En el fondo –pongámonos algo más serios—el asunto tiene mucho calado, porque es la liza continua entre dos afirmaciones de nuestra Constitución, una de las cuales debe ser rectificada, que aparecen en el mismo artículo, el 16.3. Copio:

Ninguna confesión tendrá carácter estatal. Los poderes públicos tendrán en cuenta las creencias religiosas de la sociedad española y mantendrán las consiguientes relaciones de cooperación con la Iglesia Católica y las demás confesiones.

¿Qué quiere decir la primera afirmación, que en España no tiene carácter estatal ninguna confesión religiosa? Eso no se ha explicitado, pero sí la segunda, la que habla de “relaciones de cooperación con la Iglesia Católica”.

Ahí está la LOLR de 1980, Ley Orgánica de Libertad Religiosa. Y antes, los “Acuerdos entre el Estado Español y la Santa Sede”, un eufemismo para decir con nueve palabras lo que se puede expresar con una, Concordato.

En cuarenta años las cosas han cambiado mucho. Para los que aquellos acuerdos nos pillaron en plena juventud, todo ello nos pareció normal, España era mayoritariamente católica. Muy poco a poco, las cosas han cambiado: la sociedad se ha secularizado, con todo lo que ello implica; en España hay otras religiones que ya “se hacen ver”; el clima general es de increencia, de indiferencia o de marginación; muchos ya no se recatan en hacer públicos su ateísmo o agnosticismo; respecto a la religión católica, lo único que realmente reluce en España son sus edificios, muchos de ellos sostenidos, mantenidos o reparados con fondos públicos; los ritos importantes en la vida de la gente, especialmente el matrimonio, ya no son religiosos, y si lo son, es por el “aparato festivo” con que se revisten.

Y como la apatía nunca decide ni establece ni cambia normas, ahí continúa la situación de que goza la Iglesia Católica: sigue usufructuando los mismos privilegios de antaño, privilegios económicos, fiscales, culturales, sociales, incluso militares, que algunos juristas han considerado “anti constitucionales”. Tales privilegios son los mismos que regulaba el Concordato de 1953. No hablo de privilegios educativos o sanitarios porque de ellos se aprovecha y se sirve muy bien el Estado.
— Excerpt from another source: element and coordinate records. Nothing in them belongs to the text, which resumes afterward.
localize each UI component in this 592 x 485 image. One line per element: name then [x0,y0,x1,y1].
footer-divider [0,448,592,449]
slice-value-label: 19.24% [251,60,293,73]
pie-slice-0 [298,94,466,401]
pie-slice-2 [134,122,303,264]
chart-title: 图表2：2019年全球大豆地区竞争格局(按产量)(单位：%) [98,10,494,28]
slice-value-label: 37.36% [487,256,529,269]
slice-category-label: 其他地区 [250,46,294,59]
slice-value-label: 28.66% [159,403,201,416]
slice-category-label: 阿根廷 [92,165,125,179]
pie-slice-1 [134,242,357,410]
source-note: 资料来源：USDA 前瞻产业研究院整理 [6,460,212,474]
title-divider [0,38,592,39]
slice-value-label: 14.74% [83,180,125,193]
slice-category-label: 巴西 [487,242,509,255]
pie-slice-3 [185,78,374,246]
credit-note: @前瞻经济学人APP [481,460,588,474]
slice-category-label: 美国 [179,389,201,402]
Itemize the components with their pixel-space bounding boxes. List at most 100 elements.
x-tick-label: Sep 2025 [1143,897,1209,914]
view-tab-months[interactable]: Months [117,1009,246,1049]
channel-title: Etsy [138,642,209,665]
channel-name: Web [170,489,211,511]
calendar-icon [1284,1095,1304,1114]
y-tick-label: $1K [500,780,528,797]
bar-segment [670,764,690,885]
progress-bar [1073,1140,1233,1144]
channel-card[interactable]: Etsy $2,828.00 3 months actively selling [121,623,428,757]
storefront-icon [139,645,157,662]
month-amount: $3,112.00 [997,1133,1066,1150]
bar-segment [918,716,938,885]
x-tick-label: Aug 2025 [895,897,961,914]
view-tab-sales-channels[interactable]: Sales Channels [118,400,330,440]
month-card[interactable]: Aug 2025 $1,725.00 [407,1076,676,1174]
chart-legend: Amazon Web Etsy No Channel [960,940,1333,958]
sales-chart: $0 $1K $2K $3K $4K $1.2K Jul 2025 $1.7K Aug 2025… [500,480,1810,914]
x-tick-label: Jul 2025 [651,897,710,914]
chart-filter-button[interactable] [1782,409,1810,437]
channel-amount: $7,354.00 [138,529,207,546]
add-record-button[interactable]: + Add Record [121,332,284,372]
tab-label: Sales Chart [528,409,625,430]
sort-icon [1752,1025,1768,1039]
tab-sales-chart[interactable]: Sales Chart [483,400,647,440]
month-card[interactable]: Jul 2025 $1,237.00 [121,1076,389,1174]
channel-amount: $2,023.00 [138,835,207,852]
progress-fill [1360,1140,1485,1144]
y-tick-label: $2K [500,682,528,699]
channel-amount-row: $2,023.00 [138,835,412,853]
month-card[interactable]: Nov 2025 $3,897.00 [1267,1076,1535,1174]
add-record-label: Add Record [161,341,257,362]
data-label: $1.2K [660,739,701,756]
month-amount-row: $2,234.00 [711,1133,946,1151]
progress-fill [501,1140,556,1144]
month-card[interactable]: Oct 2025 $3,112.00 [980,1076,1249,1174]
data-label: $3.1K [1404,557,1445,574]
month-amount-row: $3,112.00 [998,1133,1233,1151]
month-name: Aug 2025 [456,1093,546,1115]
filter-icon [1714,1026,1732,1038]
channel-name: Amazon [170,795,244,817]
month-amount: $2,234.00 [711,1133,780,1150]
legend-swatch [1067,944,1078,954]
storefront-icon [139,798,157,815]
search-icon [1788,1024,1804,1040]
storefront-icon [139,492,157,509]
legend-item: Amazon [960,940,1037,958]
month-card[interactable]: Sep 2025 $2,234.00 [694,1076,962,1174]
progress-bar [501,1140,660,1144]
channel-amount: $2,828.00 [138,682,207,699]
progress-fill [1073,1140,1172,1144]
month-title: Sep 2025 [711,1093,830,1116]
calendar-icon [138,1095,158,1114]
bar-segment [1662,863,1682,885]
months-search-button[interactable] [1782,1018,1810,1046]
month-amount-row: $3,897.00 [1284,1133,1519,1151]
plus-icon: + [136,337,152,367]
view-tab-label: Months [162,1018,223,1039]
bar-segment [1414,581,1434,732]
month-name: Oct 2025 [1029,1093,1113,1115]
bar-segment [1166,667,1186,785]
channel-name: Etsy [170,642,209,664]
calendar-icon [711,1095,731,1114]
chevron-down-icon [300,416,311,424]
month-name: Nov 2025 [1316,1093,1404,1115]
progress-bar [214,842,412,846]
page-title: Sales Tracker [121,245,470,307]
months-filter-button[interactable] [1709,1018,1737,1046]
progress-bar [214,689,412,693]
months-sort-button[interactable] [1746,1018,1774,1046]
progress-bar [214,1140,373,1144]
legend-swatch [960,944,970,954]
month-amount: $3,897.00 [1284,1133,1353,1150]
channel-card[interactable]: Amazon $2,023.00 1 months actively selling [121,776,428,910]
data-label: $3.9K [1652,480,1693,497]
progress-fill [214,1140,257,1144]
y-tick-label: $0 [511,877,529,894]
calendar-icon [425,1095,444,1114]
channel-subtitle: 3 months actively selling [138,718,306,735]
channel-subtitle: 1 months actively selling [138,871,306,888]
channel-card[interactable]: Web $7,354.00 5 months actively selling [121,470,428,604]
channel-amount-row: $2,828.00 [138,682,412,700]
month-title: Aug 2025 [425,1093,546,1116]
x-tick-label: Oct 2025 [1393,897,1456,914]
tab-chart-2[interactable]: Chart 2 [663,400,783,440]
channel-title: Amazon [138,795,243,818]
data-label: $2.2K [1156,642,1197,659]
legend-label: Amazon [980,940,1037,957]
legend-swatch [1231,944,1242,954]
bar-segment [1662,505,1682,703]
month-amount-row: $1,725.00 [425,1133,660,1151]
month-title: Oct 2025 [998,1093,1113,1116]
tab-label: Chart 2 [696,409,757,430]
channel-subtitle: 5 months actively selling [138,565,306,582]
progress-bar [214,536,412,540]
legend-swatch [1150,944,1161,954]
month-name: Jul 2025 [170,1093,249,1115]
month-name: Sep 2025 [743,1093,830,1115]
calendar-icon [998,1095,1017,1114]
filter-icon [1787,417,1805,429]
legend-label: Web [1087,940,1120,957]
En esa dicotomía expresiva del artículo 16.3 la afirmación segunda resulta hoy anacrónica. Pero, a su vez, la primera, eso de que “ninguna confesión religiosa tendrá carácter estatal” no se ha concretado en nada. Nadie ha querido entrar en cómo encajar la religión en la estructura del Estado. Nadie ha querido determinar si la presencia en actos religiosos de presidentes o jefes de estado tienen o no carácter estatal, si su asistencia es de carácter privado o lo hacen como representantes del Estado.